Reputation: 207
I couldn't find a function in BigQuery query reference which looks for one string within a second one and returns the index of the location. Something like instr() in other SQL dialects. Is there any substitute or any technique to achieve this?
For example: Looking into "de" in "abcdef" will return 4.
Upvotes: 5
Views: 28377
Reputation: 645
I'm late to the party but the BigQuery API changed, now the Regex syntax is as follow:
SELECT mydomains FROM `myproject.mydataset.mytable`
where regexp_contains(mydomains, r'^(.*)example.*');
To answer the question with For example: Looking into "de" in "abcdef" will return 4., it would look like:
SELECT de FROM `myproject.mydataset.mytable`
where regexp_contains(de, r'^(.*)abcdef.*');
REGEXP_MATCH is now part of Legacy SQL Functions and Operators as per the reference link.
Hope it helps the one! :)
Upvotes: 0
Reputation: 2686
The old answer is now deprecated and @carlos answer works:
STRPOS(string, substring)
Upvotes: 10
Reputation: 29
The legacy SQL INSTR(str1,str2) function "Returns the one-based index of the first occurrence of a string." So that should work for you.

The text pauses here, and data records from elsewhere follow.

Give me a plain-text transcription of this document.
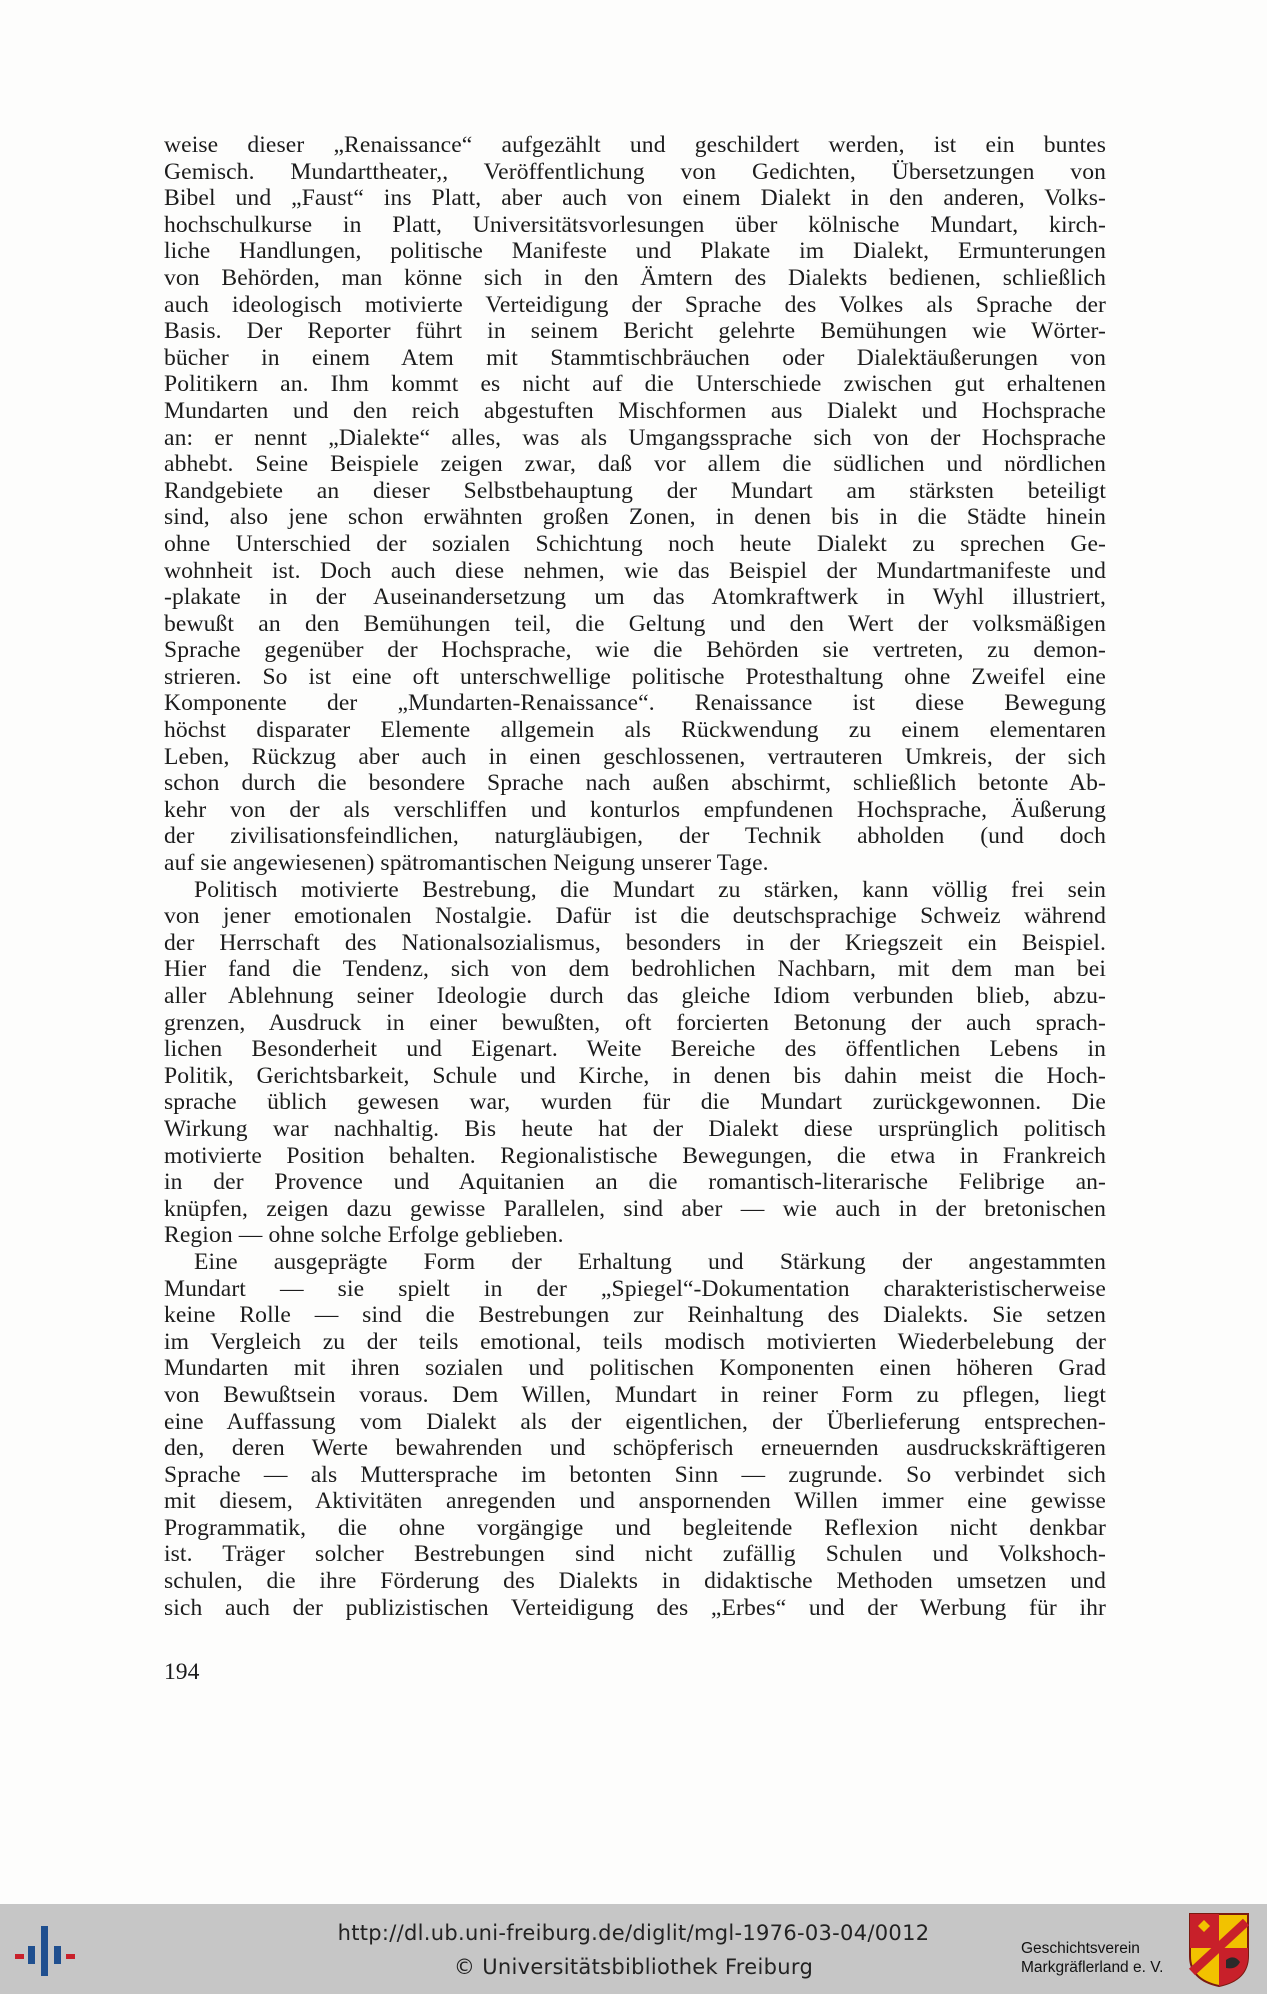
weise dieser „Renaissance“ aufgezählt und geschildert werden, ist ein buntes
Gemisch. Mundarttheater,, Veröffentlichung von Gedichten, Übersetzungen von
Bibel und „Faust“ ins Platt, aber auch von einem Dialekt in den anderen, Volks-
hochschulkurse in Platt, Universitätsvorlesungen über kölnische Mundart, kirch-
liche Handlungen, politische Manifeste und Plakate im Dialekt, Ermunterungen
von Behörden, man könne sich in den Ämtern des Dialekts bedienen, schließlich
auch ideologisch motivierte Verteidigung der Sprache des Volkes als Sprache der
Basis. Der Reporter führt in seinem Bericht gelehrte Bemühungen wie Wörter-
bücher in einem Atem mit Stammtischbräuchen oder Dialektäußerungen von
Politikern an. Ihm kommt es nicht auf die Unterschiede zwischen gut erhaltenen
Mundarten und den reich abgestuften Mischformen aus Dialekt und Hochsprache
an: er nennt „Dialekte“ alles, was als Umgangssprache sich von der Hochsprache
abhebt. Seine Beispiele zeigen zwar, daß vor allem die südlichen und nördlichen
Randgebiete an dieser Selbstbehauptung der Mundart am stärksten beteiligt
sind, also jene schon erwähnten großen Zonen, in denen bis in die Städte hinein
ohne Unterschied der sozialen Schichtung noch heute Dialekt zu sprechen Ge-
wohnheit ist. Doch auch diese nehmen, wie das Beispiel der Mundartmanifeste und
-plakate in der Auseinandersetzung um das Atomkraftwerk in Wyhl illustriert,
bewußt an den Bemühungen teil, die Geltung und den Wert der volksmäßigen
Sprache gegenüber der Hochsprache, wie die Behörden sie vertreten, zu demon-
strieren. So ist eine oft unterschwellige politische Protesthaltung ohne Zweifel eine
Komponente der „Mundarten-Renaissance“. Renaissance ist diese Bewegung
höchst disparater Elemente allgemein als Rückwendung zu einem elementaren
Leben, Rückzug aber auch in einen geschlossenen, vertrauteren Umkreis, der sich
schon durch die besondere Sprache nach außen abschirmt, schließlich betonte Ab-
kehr von der als verschliffen und konturlos empfundenen Hochsprache, Äußerung
der zivilisationsfeindlichen, naturgläubigen, der Technik abholden (und doch
auf sie angewiesenen) spätromantischen Neigung unserer Tage.
Politisch motivierte Bestrebung, die Mundart zu stärken, kann völlig frei sein
von jener emotionalen Nostalgie. Dafür ist die deutschsprachige Schweiz während
der Herrschaft des Nationalsozialismus, besonders in der Kriegszeit ein Beispiel.
Hier fand die Tendenz, sich von dem bedrohlichen Nachbarn, mit dem man bei
aller Ablehnung seiner Ideologie durch das gleiche Idiom verbunden blieb, abzu-
grenzen, Ausdruck in einer bewußten, oft forcierten Betonung der auch sprach-
lichen Besonderheit und Eigenart. Weite Bereiche des öffentlichen Lebens in
Politik, Gerichtsbarkeit, Schule und Kirche, in denen bis dahin meist die Hoch-
sprache üblich gewesen war, wurden für die Mundart zurückgewonnen. Die
Wirkung war nachhaltig. Bis heute hat der Dialekt diese ursprünglich politisch
motivierte Position behalten. Regionalistische Bewegungen, die etwa in Frankreich
in der Provence und Aquitanien an die romantisch-literarische Felibrige an-
knüpfen, zeigen dazu gewisse Parallelen, sind aber — wie auch in der bretonischen
Region — ohne solche Erfolge geblieben.
Eine ausgeprägte Form der Erhaltung und Stärkung der angestammten
Mundart — sie spielt in der „Spiegel“-Dokumentation charakteristischerweise
keine Rolle — sind die Bestrebungen zur Reinhaltung des Dialekts. Sie setzen
im Vergleich zu der teils emotional, teils modisch motivierten Wiederbelebung der
Mundarten mit ihren sozialen und politischen Komponenten einen höheren Grad
von Bewußtsein voraus. Dem Willen, Mundart in reiner Form zu pflegen, liegt
eine Auffassung vom Dialekt als der eigentlichen, der Überlieferung entsprechen-
den, deren Werte bewahrenden und schöpferisch erneuernden ausdruckskräftigeren
Sprache — als Muttersprache im betonten Sinn — zugrunde. So verbindet sich
mit diesem, Aktivitäten anregenden und anspornenden Willen immer eine gewisse
Programmatik, die ohne vorgängige und begleitende Reflexion nicht denkbar
ist. Träger solcher Bestrebungen sind nicht zufällig Schulen und Volkshoch-
schulen, die ihre Förderung des Dialekts in didaktische Methoden umsetzen und
sich auch der publizistischen Verteidigung des „Erbes“ und der Werbung für ihr
194
http://dl.ub.uni-freiburg.de/diglit/mgl-1976-03-04/0012
© Universitätsbibliothek Freiburg
Geschichtsverein
Markgräflerland e. V.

https://cloud.google.com/bigquery/docs/reference/legacy-sql
Upvotes: 2
Reputation: 7877
One way you can do this is with a Regular Expression extract (see reference here):
SELECT
title, LENGTH(REGEXP_EXTRACT(title, r'^(.*)def.*')) + 1 AS location_of_fragment
FROM
[publicdata:samples.wikipedia]
WHERE
REGEXP_MATCH(title, r'^(.*)def.*')
LIMIT 10;
Returns:
Row title location_of_fragment
1 Austrian air defense 14
2 Talk:Interface defeat 16
3 High-definition television 6
4 Talk:IAU definition of planet 10
5 Wikipedia:Articles for deletion/Culture defines politics 41
6 Wikipedia:WikiProject Spam/LinkReports/defenders.org 40
7 Adenine phosphoribosyltransferase deficiency 35
8 Stay-at-home defenceman 14
9 Manganese deficiency (plant) 11
10 High-definition television 6
Upvotes: 8